Debido a la influencia de los valores burgueses, Thomas Mann aspiraba desde muy joven al matrimonio. Estuvo a punto de casarse con una joven inglesa que conoció en una pensión de Florencia pero a última hora se retrajo por "un sentimiento de que aquello era demasiado prematuro y por ciertos reparos que se referían a la nacionalidad extranjera de la muchacha". Finalmente se casó en febrero de 1905 con Katia, a los 30 años, con quien tuvo seis hijos. Parece ser que el resto de las mujeres pasaron inadvertidas para Mann a lo largo de su vida, pero no así los jovencitos con quienes se iba topando en recitales, óperas, restaurantes y jardines. Es conocida su proyección autobiográfica, con claras alusiones a experiencias de atracción homosexual, en La muerte en Venecia (1912), en ese enigmático, bellísimo efebo de cara pálida y perfecta, cabellos rubios y rizados, remota imagen de una escultura griega, llamado Tadzio, que supone la perturbación y la perdición del honorable Gustav von Aschenbach, alter ego del autor.

 

Thomas Mann con Albert Einstein en Princenton, 1938. Autor: anónimo.

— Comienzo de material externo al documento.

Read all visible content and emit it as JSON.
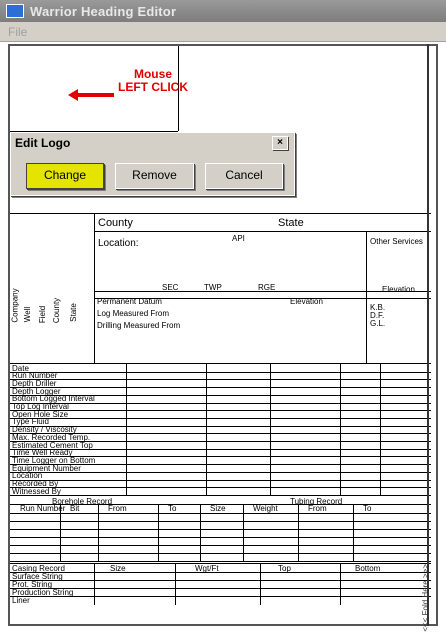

Thomas Mann era un hombre que toda su vida se movió entre antítesis y polos opuestos: el hedonismo y el sacrificio, la indolencia y el trabajo, la vida ajetreada de los círculos sociales y el necesario recogimiento del artista, la salud deseada y la enfermedad atormentada, el individualismo romántico y el socialismo humanista, la heterosexualidad y la homosexualidad.

Su vida fue intensa: abandonó Alemania cuando los nazis se hicieron con el poder, se nacionalizó americano y checoslovaco, vivió en California, en Kilchberg, cerca de Zúrich (Suiza), conoció a Einstein, fue un entusiasta lector de Tolstoi, de Nietzsche y de Schopenhauer, admiró a Knut Hamsun e idolatró, estudió y se entusiasmó con Goethe, con quien se medía constantemente y a quien llegó a utilizar como personaje en esa extraña novela titulada Carlota en Weimar. Como cualquier otro hombre, no se libró de la tragedia: dos de sus hermanos se suicidaron (una de ellas, Carla, una actriz teatral de poco relumbrón, se quitó la vida en la casa de campo de la madre de Thomas, en Polling, en la Alta Baviera, tras un desengaño amoroso en la que ella había sido la protagonista. Carla tomó una fuerte dosis de cianuro y la encontraron derrengada en la casa de la madre, lo que a Thomas, después de todo, no le pareció un gesto demasiado estético, ya que aquel acontecimiento suponía un duro golpe para el delicado corazón de la mujer anciana), así como su hijo Klaus, un novelista de segundo orden, a quien se le torcieron demasiado las cosas.

Finalmente, Thomas Mann murió a los 80 años de edad, el 12 de agosto de 1955, víctima de una arteriosclerosis, mientras dormía en un hospital y su mujer Katia velaba su enfermedad junto a la cama. Por lo visto, en la hora en que la parca lo arrebató, no movió ni cambió de posición su cuerpo en reposo. Tan sólo volvió, casi imperceptiblemente, la cabeza hacia un lado y con aquella "cara de música" que tenía, se quedó vuelto hacia su mujer, "con el rostro del que escucha, absorto y con gran atención, lo más familiar y lo más querido".